Wenn sie das vorher gewusst hätte ... Aber es schmeckt.
Als sie fertig sind, zückt Lily ihr Portemonnaie. Doch kaum hat sie angesetzt, nach la cuenta, der Rechnung, zu fragen, ist Héctor ihr schon zuvorgekommen. Lily ist das unangenehm, schließlich kann sie ihr Essen ja wohl noch selbst zahlen und muss sich nicht von Héctor aushalten lassen. Aber für den scheint das selbstverständlich zu sein.
Gesättigt schlendern die beiden durch die kühlen Marktgänge und lassen sich von den Verkäufern umwerben, probieren hier ein Stückchen queso de Oaxaca (Weichkäse aus Oaxaca), dort eine Scheibe Wassermelone, bis Lily schließlich vor einem Obststand mit überquellenden Auslagen voller Mangos und Ananas stehenbleibt.
Sie will gerade bestellen, da kommt Héctor ihr erneut zuvor.
»Was möchtest du? Ein Kilo Mangos und eine Ananas?« Ohne ihre Antwort abzuwarten, hat er der Verkäuferin schon die Bestellung mitgeteilt, nimmt eine prall gefüllte Tüte entgegen und drückt der Frau ein paar Münzen in die Hand. Lily steht entgeistert daneben.
»Denkst du, ich kann nicht genug Spanisch, um ein bisschen Obst zu bestellen?«, giftet sie ihn an – und erntet einen überraschten und verständnislosen Blick.
Als sie nach der Tüte greifen will, schüttelt Héctor den Kopf: »Lass mal, die ist echt schwer.«
Lily verdreht die Augen und ihre Stimmung bessert sich auch nicht, als sie wieder hinaus in die Sonne treten, um sich auf den Heimweg zu machen, und Héctor die Seite wechselt, um Lily nicht zu nah an der stark befahrenen Straße gehen zu lassen. Was vorhin noch eine nette Geste war, kommt Lily plötzlich vor wie ein weiteres Puzzlestück in der völligen Bevormundung. Den Rest des Weges schweigt sie verbissen, ohne Héctors Bemühungen, ein Gespräch anzufangen, zu beachten.

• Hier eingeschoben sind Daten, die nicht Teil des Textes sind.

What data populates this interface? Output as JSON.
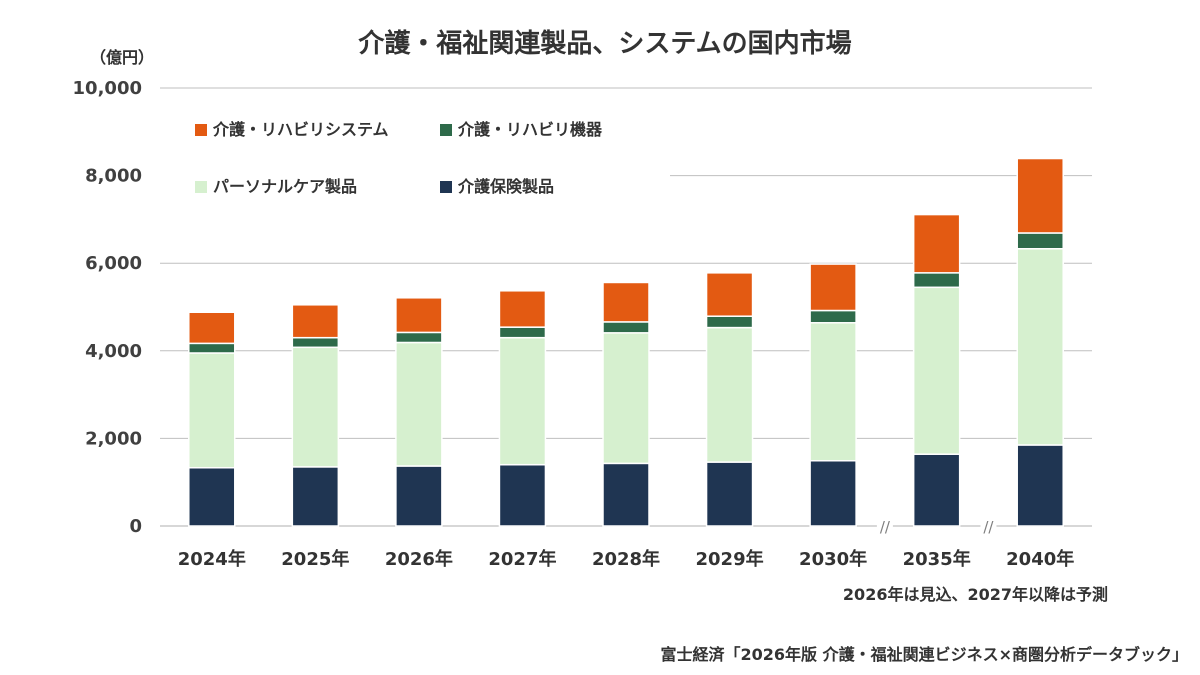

Als sie zu Hause ankommen und Simon sie mit einem lauten »¡Hola guapa! Qué linda vas!« (Hallo Hübsche! Wie schön du aussiehst!) begrüßt, ist es mit ihrer Geduld vorbei.
»Fängst du jetzt auch noch damit an?«, bricht es aus Lily hervor. »Ich hab echt genug von euch Machos!«
Entgeistert gucken sich Simon und Héctor an.